Raat Akeli Hai: A death in the family  kills  a lot of  hopes and expectations built around the  life  of the person who is no more.…Or less.  Raat Akeli Hai,  a skillfully scripted whodunit that is  much more than just a murder mystery, opens with two deaths, both  connected to the same  famil.The patriarchal nightmare  of  the  Singh parivar, a feudal  kingdom where  kinks and  whims rule,where the men decide the quality  of  the air women should breathe  ,  is  brought to life in flickering colours of dark  furtive  suppressed emotions.

 Straightaway we must applaud Pankaj Kumar’s cinematography.A lot of  the  intended incandescence  of  seething hearts is lost on  the  OTT  platform. What remains is  still remarkable. First-time director Honey Trehan creates a  dark sinister  self-contained universe of  painful gender discrimination shaken up by the murder of  the patriarch on his  wedding night…His SECOND wedding night. The horny Thakur’s  bride is  a free-spirited libertine– or at least that’s how   she comes  across–who has been sleeping with the aged  man of the house and his robust nephew  Vikram.

 Enter Inspector  Jatil Yadav, a  hard  nut to  crack,and  known to crack open  difficult cases, Jatil(with an ‘l’) is a Mama’s Boy  attached at  his mother Ila Arun’s apron strings  and  probably  still a  virgin.This virgin cop is  sitting duck waiting for a …never mind! It doesn’t take  Jatil long to get attracted  to  Radha,  the  promiscuous  newly-widowed  second wife of  the newly-slayed Thakur.

It’s to writer  Smita Singh’s credit that she  builds a remote humour around Jatil’s struggle to change his marital status.  That he falls head over  heels in love with Radha  is  a providential for the plot. Not only does the  growing relationship between  the  quirky cop and  the wanton widow take the narrative  to  the level of a  Greek tragedy, it also propels the  whodunit  into a kind of  romantic  somersault where  love and  murder,  blood and  semen  mingle  into a stirring  often provocative  film. In a film as  complex and  compelling as  Raat Akeli Hai, the casting is  supreme. Casting director turned filmmaker Honey Trehan  gives  the  murder mystery the actors it deserves.

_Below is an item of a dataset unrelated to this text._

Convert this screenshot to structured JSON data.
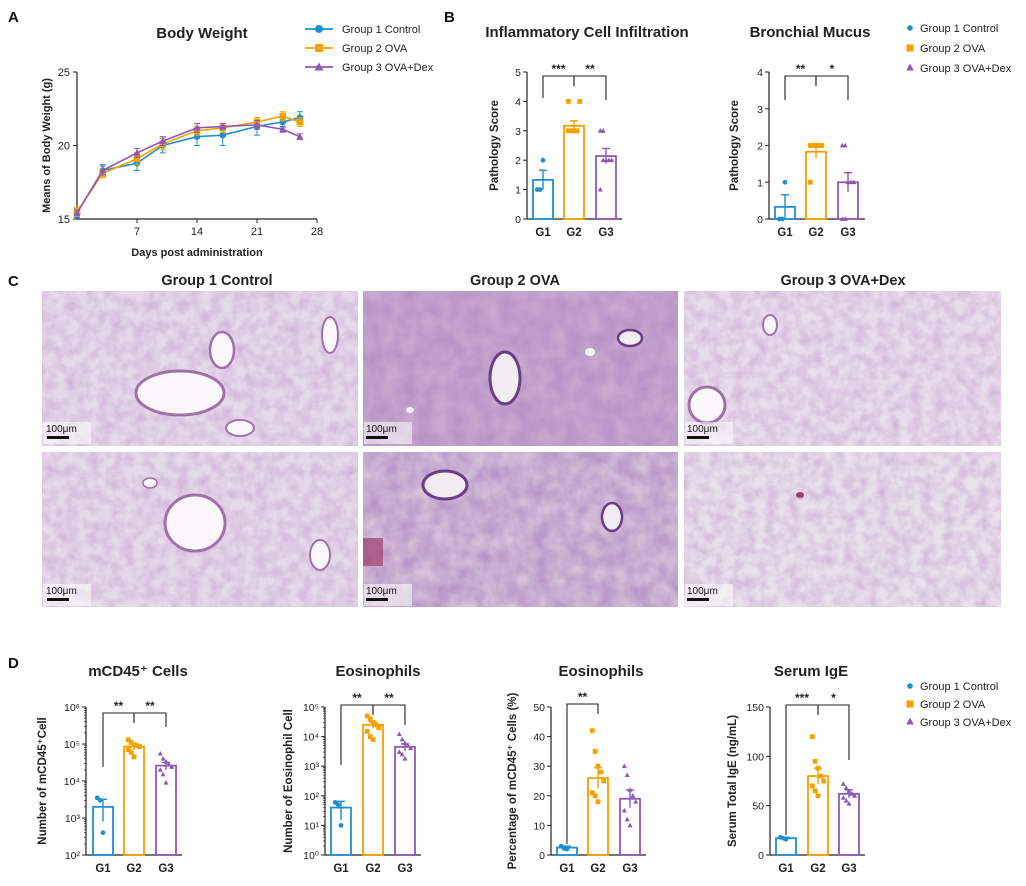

Both Nawazuddin Siddiqui  and  Radhika Apte gather their considerable nervous energy into performances that constantly suggest there’s   more to  the proceedings than meet the eye.

Raat Akeli Hai is impressively  reined-in   about its rage  for a  society that  allows men to  treat women as objects  of lust. Every major  character, man or woman  is angry .But  none is given the luxury of  unchecked  expression. The  deep sorrow that  encircles us while watching Raat Akeli Hai is all well worth experiencing.It is  what  makes life bearable.